I have been married for one year and two months into our marriage I find out that he has cheated on me twice. Once with his co-worker and then his ex-girlfriend. As bad as I was hurt and scarred I decided to work things through it and move forth so two months before our one year anniversary I find out he has a page on a dating social network with a profile that says he is single and he meets a woman and plans a date to meet with her. I talk to the woman and she tells me everything they planned on doing when they met and they even exchanged phone numbers.
I have been with this man for 11 years now and we have three children together and I honestly thought that he valued our marriage and family more than he does. He has apologized to me numerous times and has done everything that he can to show me that he has not cheated. He leaves his phone where I can get to it, I have access to his Facebook login and he lets me read all his text messages. He doesn't go anywhere really and he works overtime as well.
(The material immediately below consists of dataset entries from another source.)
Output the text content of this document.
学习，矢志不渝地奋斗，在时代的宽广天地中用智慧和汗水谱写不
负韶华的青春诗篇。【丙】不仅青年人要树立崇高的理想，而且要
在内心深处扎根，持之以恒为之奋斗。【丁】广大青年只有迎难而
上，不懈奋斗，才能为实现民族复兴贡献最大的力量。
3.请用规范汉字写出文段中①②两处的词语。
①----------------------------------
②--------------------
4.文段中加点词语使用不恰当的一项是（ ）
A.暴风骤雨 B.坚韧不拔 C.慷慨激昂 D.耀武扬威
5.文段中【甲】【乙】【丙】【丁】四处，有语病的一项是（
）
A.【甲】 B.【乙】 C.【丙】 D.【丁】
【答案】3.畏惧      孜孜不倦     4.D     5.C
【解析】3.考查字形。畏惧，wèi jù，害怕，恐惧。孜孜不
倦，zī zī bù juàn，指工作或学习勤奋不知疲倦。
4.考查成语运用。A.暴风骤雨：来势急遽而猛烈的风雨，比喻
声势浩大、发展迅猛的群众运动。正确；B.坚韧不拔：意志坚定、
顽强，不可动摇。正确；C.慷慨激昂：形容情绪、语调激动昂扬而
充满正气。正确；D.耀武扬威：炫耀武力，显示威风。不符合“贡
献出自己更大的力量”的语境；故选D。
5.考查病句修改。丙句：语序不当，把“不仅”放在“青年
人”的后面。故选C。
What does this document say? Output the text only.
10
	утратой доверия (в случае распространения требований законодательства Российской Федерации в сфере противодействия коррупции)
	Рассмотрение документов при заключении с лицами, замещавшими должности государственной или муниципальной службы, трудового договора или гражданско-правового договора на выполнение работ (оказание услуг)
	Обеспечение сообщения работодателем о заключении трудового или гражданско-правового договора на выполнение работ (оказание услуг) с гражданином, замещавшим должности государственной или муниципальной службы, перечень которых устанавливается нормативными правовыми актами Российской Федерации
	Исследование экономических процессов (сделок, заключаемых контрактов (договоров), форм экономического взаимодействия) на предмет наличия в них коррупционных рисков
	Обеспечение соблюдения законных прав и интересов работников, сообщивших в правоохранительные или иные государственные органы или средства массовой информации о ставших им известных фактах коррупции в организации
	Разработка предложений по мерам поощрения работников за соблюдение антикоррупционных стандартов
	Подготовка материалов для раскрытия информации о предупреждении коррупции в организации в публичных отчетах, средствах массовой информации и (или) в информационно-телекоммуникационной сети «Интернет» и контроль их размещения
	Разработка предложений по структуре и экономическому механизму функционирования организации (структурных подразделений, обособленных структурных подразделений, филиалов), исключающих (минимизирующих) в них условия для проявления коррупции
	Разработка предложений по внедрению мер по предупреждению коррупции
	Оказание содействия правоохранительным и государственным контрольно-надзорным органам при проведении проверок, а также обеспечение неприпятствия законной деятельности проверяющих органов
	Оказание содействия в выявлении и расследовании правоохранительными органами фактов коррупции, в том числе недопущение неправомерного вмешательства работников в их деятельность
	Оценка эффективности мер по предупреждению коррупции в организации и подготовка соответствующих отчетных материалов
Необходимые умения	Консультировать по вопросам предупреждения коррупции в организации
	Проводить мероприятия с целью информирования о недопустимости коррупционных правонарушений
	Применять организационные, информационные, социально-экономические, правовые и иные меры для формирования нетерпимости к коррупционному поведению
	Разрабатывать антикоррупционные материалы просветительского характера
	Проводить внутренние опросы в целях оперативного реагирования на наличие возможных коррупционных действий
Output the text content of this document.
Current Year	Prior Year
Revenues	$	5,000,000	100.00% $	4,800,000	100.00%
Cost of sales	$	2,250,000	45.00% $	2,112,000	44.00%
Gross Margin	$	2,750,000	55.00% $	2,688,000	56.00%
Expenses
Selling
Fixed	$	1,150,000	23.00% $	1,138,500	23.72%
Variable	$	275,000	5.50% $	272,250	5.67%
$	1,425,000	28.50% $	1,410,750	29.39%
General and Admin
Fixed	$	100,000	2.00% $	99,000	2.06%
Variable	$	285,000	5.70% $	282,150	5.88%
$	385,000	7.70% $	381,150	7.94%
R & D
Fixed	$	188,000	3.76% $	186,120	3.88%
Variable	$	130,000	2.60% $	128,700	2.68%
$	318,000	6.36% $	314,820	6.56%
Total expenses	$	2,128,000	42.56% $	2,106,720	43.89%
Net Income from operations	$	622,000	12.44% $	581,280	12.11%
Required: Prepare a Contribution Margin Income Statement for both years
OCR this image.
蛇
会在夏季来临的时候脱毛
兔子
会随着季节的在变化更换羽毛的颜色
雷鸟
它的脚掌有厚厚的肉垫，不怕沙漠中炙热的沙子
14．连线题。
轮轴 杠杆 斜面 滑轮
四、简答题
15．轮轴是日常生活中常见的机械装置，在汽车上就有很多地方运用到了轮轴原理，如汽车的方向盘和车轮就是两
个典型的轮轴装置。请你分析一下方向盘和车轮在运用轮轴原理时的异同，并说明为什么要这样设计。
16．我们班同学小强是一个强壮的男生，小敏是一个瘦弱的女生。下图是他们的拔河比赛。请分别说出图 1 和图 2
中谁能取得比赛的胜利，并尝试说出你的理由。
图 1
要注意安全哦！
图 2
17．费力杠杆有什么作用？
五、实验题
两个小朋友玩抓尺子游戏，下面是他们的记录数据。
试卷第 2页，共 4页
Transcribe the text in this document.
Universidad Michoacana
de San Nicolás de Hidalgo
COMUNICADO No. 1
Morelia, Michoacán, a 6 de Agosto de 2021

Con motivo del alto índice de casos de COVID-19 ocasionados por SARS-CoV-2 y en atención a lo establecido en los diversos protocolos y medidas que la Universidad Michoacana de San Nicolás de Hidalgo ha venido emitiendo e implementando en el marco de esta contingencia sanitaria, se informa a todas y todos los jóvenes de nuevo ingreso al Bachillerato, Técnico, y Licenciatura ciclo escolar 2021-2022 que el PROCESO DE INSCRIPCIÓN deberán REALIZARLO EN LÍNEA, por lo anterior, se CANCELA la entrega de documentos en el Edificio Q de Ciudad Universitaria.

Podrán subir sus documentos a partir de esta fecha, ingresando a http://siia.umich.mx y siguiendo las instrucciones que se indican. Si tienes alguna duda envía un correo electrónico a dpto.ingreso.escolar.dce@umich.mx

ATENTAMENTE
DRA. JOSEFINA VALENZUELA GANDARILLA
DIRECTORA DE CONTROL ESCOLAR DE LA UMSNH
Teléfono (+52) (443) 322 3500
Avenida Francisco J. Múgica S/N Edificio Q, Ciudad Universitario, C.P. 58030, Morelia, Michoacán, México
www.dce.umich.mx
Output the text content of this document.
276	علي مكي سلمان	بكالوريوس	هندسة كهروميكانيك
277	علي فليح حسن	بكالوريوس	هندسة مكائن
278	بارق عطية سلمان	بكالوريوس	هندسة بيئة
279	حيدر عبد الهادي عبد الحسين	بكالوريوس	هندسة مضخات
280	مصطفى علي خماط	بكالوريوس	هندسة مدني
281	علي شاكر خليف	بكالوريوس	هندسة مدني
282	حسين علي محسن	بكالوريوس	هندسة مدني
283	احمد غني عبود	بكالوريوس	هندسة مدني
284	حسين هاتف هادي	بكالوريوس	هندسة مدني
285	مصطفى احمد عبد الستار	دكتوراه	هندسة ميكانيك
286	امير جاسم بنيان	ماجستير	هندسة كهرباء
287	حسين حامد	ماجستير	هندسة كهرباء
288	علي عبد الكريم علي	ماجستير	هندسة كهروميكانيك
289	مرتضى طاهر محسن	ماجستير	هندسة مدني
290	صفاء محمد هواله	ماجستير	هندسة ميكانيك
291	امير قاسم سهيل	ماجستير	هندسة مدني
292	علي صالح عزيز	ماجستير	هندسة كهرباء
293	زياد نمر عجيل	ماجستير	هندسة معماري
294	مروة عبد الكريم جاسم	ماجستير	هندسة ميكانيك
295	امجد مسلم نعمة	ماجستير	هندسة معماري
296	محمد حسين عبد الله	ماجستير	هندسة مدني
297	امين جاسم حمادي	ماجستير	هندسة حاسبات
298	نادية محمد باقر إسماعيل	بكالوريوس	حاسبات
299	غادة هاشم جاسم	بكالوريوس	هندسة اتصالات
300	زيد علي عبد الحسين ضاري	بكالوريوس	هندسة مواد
For some reason I can’t get over it and I am always thinking that maybe he is seeing someone at his job although I have no proof of it. I'm trying so hard not to throw things in his face when he wants to step out with the fellas and I understand that sometimes he need to breathe and get away but I just don't know how to let go of the pain. He is so tired of me bringing the situation up and he hates that I call him all the time and question his whereabouts, he hates that I don't let him hang out with the fellas and he hates that I always ask him about his female co-workers that he communicates with regarding work. He hates that I ask him to call me every day at lunch but he does everything I ask.
A part of me feels like I have the right to do the things that I do but another part feels like I'm doing too much and pushing him away. I need help and really don't know what to do anymore because it’s obvious my pain is too deep. Can someone give me advice on how to deal with this please I really would appreciate it!